With a workable flame going, I matter-of-factly placed the useless lint on the flame and sat back to take in the view. My whole body relaxed as I leisurely tossed more sacrifices to the growing fire. All I had to do now, was get it hot enough to make my coffee. As I waited for that to brew, I quickly messaged a friend who offered me advice on how to better save my embers. I now know this is called, “banking.” I was going to be gone all day, so I wasn’t too confident with my banking efforts. It’s a good thing I was pessimistic because when I returned, 8 hours later, all that was left, was ash. Tired and super hungry, I knew cold apples and veggies weren’t going to cut it; I wanted that spaghetti and meatballs. Time to bust out the flint.
The sun had already set, and the morning shenanigans popped back into my head to spread some self-doubt. I had never used a flint, I was using lint again (yippee), and I had seen people struggle with directing the sparks, so I mentally prepared myself for another round of frustration. I remained standing, put the lint nest on top of the stove, and started flicking one, two, three. Cute little sparks appeared but no takers. Again, four, five, six and that sixth strike created a spark that did a perfect swan dive into the lint and the lint responded instantly, and I mean INSTANTLY.

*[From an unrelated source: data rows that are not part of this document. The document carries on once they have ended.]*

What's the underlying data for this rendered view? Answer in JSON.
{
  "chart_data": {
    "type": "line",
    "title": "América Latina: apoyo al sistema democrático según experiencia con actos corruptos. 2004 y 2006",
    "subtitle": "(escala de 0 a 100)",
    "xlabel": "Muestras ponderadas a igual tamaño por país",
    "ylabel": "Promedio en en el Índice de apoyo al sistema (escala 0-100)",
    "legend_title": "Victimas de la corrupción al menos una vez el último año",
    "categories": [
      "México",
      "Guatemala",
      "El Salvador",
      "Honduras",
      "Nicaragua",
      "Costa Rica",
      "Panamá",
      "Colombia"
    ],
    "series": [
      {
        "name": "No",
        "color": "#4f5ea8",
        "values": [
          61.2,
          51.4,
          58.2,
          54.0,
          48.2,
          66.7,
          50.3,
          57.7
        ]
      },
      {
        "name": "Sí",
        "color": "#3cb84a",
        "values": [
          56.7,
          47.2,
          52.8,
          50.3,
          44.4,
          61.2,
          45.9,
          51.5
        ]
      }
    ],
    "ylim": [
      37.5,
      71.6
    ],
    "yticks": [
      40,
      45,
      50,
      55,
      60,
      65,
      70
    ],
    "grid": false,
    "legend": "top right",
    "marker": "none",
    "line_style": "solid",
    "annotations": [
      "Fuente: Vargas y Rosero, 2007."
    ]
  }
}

It was so fast I almost didn’t believe what I was seeing. It took me a second to fumble and grab the burning debris. Once it was in my hands though, I took a few more seconds to admire and watch it burn before transferring it into the stove. I still can’t believe how easy that went. I also can’t believe that a tiny spark did more lint damage than an ember. Perhaps I was too harsh about safety experts and Bear Grylls.
**Authors note on getting comfortable with discomfort. I learned this rule with regards to being tied up or restrained. I tend to be overly prepared for encounters with evildoers, so yes, I intentionally sought out this training. So here is the knowledge bomb behind my favorite rule:
Being tied up isn’t just about being restrained, an experienced captor can tie knots on the body’s pressure points to cause pain. This deters a captive from moving or trying to escape. The first time I was bound with rope, I was told that until I got free, “I would feel pain every time I moved or fidgeted.” I can tell you it SUCKS. I once had a knot tied so hard that it instantly made a sweat breakout on my neck and back and prompted me to heave and vomit a little in my mouth (there’s a video). This was obviously a potent deterrent to moving but I had to keep going to get out of the bind (which I did).

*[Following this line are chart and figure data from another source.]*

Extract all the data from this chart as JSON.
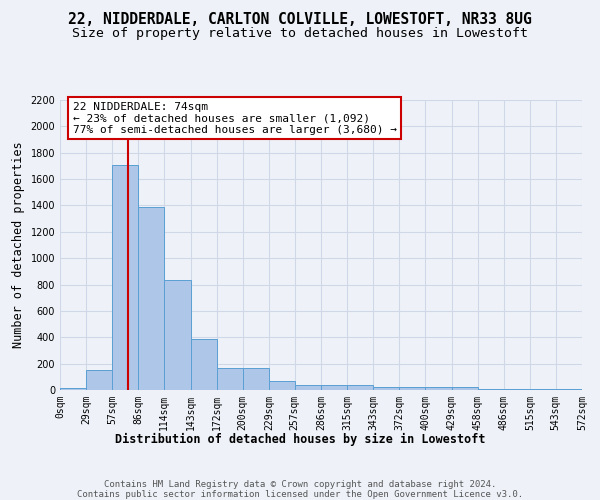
{
  "title": "22, NIDDERDALE, CARLTON COLVILLE, LOWESTOFT, NR33 8UG",
  "subtitle": "Size of property relative to detached houses in Lowestoft",
  "xlabel": "Distribution of detached houses by size in Lowestoft",
  "ylabel": "Number of detached properties",
  "bar_color": "#aec6e8",
  "bar_edge_color": "#5a9fd4",
  "bin_edges": [
    0,
    29,
    57,
    86,
    114,
    143,
    172,
    200,
    229,
    257,
    286,
    315,
    343,
    372,
    400,
    429,
    458,
    486,
    515,
    543,
    572
  ],
  "bar_heights": [
    15,
    155,
    1710,
    1390,
    835,
    390,
    170,
    170,
    70,
    35,
    35,
    35,
    25,
    25,
    25,
    20,
    10,
    10,
    5,
    5
  ],
  "ylim": [
    0,
    2200
  ],
  "yticks": [
    0,
    200,
    400,
    600,
    800,
    1000,
    1200,
    1400,
    1600,
    1800,
    2000,
    2200
  ],
  "xtick_labels": [
    "0sqm",
    "29sqm",
    "57sqm",
    "86sqm",
    "114sqm",
    "143sqm",
    "172sqm",
    "200sqm",
    "229sqm",
    "257sqm",
    "286sqm",
    "315sqm",
    "343sqm",
    "372sqm",
    "400sqm",
    "429sqm",
    "458sqm",
    "486sqm",
    "515sqm",
    "543sqm",
    "572sqm"
  ],
  "property_size": 74,
  "red_line_color": "#cc0000",
  "annotation_text": "22 NIDDERDALE: 74sqm\n← 23% of detached houses are smaller (1,092)\n77% of semi-detached houses are larger (3,680) →",
  "annotation_box_color": "#ffffff",
  "annotation_box_edge_color": "#cc0000",
  "grid_color": "#d0d8e8",
  "background_color": "#eef2f8",
  "footer_text": "Contains HM Land Registry data © Crown copyright and database right 2024.\nContains public sector information licensed under the Open Government Licence v3.0.",
  "title_fontsize": 10.5,
  "subtitle_fontsize": 9.5,
  "xlabel_fontsize": 8.5,
  "ylabel_fontsize": 8.5,
  "tick_fontsize": 7,
  "annotation_fontsize": 8,
  "footer_fontsize": 6.5
}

Chances are a captor doesn’t tie up someone to shower them with love and affection (or if they do it is one-sided), so that’s the motivator to endure some self-induced pain. The notion of dislocating a shoulder or breaking a finger must be an option to increase chances of escape and survival. That’s the “heavy” part of this rule, but this type of thinking helps me get through challenges of a less extreme nature...such as tough physical workouts or in this case, winter camping. Get comfortable with discomfort. Here endeth the author's note.